So far this week, defense contractors General Dynamics (NYSE:GD), Rockwell Collins (NYSE:COL), Textron (NYSE:TXT), and United Technologies (NYSE:UTX) have all reported earnings to positive, if modest, acclaim on Wall Street. Today, Lockheed Martin (NYSE:LMT) turned out to be the exception to that rule.
Reporting Q4 and full-year 2013 results Thursday, Lockheed confirmed that over the past 12 months it:
- generated net sales of $45.4 billion, 3.8% less than in 2012;
- earned 11.1% more profit on these sales -- $3 billion in total, or $9.04 per diluted share;
- and generated $3.7 billion in free cash flow, 23% more than it reported in "net income," and roughly six times more cash profit than it produced in 2012.
Viewed on their own, these sound like pretty good numbers -- less sales but not an unconscionably lower number, given the constrained defense spending environment. Robust earnings, and even stronger free cash flow. So why did Lockheed Martin's stock fall 4% in response to the news?
The answer is: context. In the context of what analysts expected Lockheed to produce -- weaker Q4 sales of just $11.3 billion (it brought in $11.5 billion for the quarter), but much stronger profits of $1.95 per share (it earned only $1.50) -- Lockheed missed the mark rather badly.

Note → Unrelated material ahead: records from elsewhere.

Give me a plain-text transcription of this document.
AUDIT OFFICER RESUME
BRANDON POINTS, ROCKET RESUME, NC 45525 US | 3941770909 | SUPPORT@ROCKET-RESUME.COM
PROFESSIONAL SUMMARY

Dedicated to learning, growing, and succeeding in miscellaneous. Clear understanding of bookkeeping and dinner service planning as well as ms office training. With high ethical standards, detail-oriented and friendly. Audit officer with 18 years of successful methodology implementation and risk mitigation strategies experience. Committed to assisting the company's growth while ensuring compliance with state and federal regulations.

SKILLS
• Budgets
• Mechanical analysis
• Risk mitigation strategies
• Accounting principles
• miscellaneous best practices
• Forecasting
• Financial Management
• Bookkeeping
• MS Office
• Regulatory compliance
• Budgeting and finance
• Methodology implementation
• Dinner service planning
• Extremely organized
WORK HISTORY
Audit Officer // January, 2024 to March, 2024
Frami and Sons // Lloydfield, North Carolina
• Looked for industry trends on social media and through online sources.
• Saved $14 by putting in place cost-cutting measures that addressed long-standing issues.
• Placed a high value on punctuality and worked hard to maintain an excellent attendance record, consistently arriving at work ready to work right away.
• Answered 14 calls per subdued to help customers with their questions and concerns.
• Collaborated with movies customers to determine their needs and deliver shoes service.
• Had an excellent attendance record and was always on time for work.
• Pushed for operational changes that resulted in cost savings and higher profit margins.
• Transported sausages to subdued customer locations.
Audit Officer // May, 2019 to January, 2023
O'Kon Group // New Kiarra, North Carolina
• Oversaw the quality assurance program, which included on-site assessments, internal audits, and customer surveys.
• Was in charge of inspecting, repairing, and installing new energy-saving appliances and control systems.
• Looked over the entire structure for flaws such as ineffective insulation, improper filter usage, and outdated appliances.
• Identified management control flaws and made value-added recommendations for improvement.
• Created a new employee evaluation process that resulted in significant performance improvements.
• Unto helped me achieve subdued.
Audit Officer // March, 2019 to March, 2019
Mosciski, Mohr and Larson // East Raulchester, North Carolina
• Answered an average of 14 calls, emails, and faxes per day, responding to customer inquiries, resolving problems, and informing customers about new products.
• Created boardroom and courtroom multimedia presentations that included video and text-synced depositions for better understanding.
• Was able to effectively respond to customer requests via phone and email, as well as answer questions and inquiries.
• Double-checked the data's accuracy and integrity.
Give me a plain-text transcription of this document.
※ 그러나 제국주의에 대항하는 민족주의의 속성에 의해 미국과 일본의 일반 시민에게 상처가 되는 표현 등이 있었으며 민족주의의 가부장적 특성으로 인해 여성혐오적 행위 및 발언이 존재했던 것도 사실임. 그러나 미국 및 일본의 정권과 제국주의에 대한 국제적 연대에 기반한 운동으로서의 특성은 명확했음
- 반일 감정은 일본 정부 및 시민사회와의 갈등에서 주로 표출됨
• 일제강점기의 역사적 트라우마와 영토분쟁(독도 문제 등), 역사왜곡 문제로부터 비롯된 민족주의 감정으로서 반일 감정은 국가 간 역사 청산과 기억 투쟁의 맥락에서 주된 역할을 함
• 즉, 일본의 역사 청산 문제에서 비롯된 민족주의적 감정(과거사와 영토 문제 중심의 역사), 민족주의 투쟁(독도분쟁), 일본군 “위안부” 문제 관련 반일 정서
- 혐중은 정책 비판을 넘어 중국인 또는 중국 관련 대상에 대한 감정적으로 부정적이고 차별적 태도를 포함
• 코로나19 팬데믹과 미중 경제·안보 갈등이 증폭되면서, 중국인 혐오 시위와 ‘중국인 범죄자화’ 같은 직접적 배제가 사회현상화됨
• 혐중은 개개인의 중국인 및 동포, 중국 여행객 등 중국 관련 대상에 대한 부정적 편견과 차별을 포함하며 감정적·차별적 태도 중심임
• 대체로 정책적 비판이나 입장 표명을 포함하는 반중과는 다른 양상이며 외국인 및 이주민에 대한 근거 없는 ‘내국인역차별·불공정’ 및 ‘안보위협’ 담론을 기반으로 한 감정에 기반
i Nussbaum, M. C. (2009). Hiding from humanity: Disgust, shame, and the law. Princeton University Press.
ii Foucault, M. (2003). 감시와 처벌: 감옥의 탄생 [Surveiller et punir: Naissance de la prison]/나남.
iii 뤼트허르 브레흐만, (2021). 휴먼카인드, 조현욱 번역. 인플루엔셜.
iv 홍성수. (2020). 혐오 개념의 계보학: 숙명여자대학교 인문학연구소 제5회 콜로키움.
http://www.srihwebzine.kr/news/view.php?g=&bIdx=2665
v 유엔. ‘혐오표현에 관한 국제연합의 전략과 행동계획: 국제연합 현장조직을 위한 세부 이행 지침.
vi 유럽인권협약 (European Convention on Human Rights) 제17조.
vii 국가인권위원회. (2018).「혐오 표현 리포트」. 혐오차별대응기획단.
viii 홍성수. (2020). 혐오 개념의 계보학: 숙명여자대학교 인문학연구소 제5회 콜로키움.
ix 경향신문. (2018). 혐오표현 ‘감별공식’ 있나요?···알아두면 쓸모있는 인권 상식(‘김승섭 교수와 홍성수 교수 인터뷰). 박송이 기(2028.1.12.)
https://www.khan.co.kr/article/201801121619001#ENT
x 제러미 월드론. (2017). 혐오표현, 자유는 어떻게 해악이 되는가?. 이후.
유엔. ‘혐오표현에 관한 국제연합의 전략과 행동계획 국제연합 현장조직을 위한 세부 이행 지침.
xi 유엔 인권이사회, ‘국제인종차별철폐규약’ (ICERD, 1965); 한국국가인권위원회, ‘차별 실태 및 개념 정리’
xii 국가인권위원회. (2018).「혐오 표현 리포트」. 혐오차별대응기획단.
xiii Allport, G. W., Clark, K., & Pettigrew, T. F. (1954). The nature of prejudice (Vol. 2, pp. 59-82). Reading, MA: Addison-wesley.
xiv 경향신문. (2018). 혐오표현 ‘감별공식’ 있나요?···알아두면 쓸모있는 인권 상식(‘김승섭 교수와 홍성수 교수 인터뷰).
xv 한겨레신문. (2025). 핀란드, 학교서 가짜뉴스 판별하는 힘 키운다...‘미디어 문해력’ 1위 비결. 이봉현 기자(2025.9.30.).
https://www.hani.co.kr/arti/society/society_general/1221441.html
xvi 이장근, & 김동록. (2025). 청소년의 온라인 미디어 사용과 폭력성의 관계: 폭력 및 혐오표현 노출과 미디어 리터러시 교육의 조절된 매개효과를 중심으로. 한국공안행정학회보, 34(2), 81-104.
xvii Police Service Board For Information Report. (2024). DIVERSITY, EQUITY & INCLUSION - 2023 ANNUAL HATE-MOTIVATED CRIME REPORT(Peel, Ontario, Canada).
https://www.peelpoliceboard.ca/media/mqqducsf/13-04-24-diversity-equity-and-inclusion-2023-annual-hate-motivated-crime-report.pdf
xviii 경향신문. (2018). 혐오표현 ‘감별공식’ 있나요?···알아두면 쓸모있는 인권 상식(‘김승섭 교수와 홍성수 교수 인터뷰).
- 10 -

Explaining the earnings miss, Lockheed pointed out how "goodwill impairment charges" plus the expense of paying severance to laid-off workers shaved about $0.88 off its quarterly profit. Pension contributions drained away an additional $0.23 But for these charges, therefore, Lockheed almost certainly would have "beat earnings for the quarter."
What it means to you
In short, Lockheed Martin's report really wasn't as bad as it looked on the surface. Indeed, given all the costs it booked during the year's final quarter, it's pretty remarkable that the company managed to emerge from 2013 $3.7 billion richer than it went into it.
Going forward, it is guiding investors to expect 2014 sales of at least $44 billion (down 3% against 2013) and potentially as much as $45.5 billion (essentially flat against 2013). Earnings are expected to grow in any case -- perhaps as high as $10.55 per share. Free cash flow, assuming capital expenditures similar to what we saw in 2013, should be at least as good as what it produced in 2013 -- roughly $3.8 billion.
At a projected valuation of 12.6 times free cash flow, therefore, the stock looks somewhat overpriced for long-term growth-rate expectations of 7% and a 3.5% dividend yield. It's not vastly overpriced by any means, but neither is Lockheed Martin stock a bargain.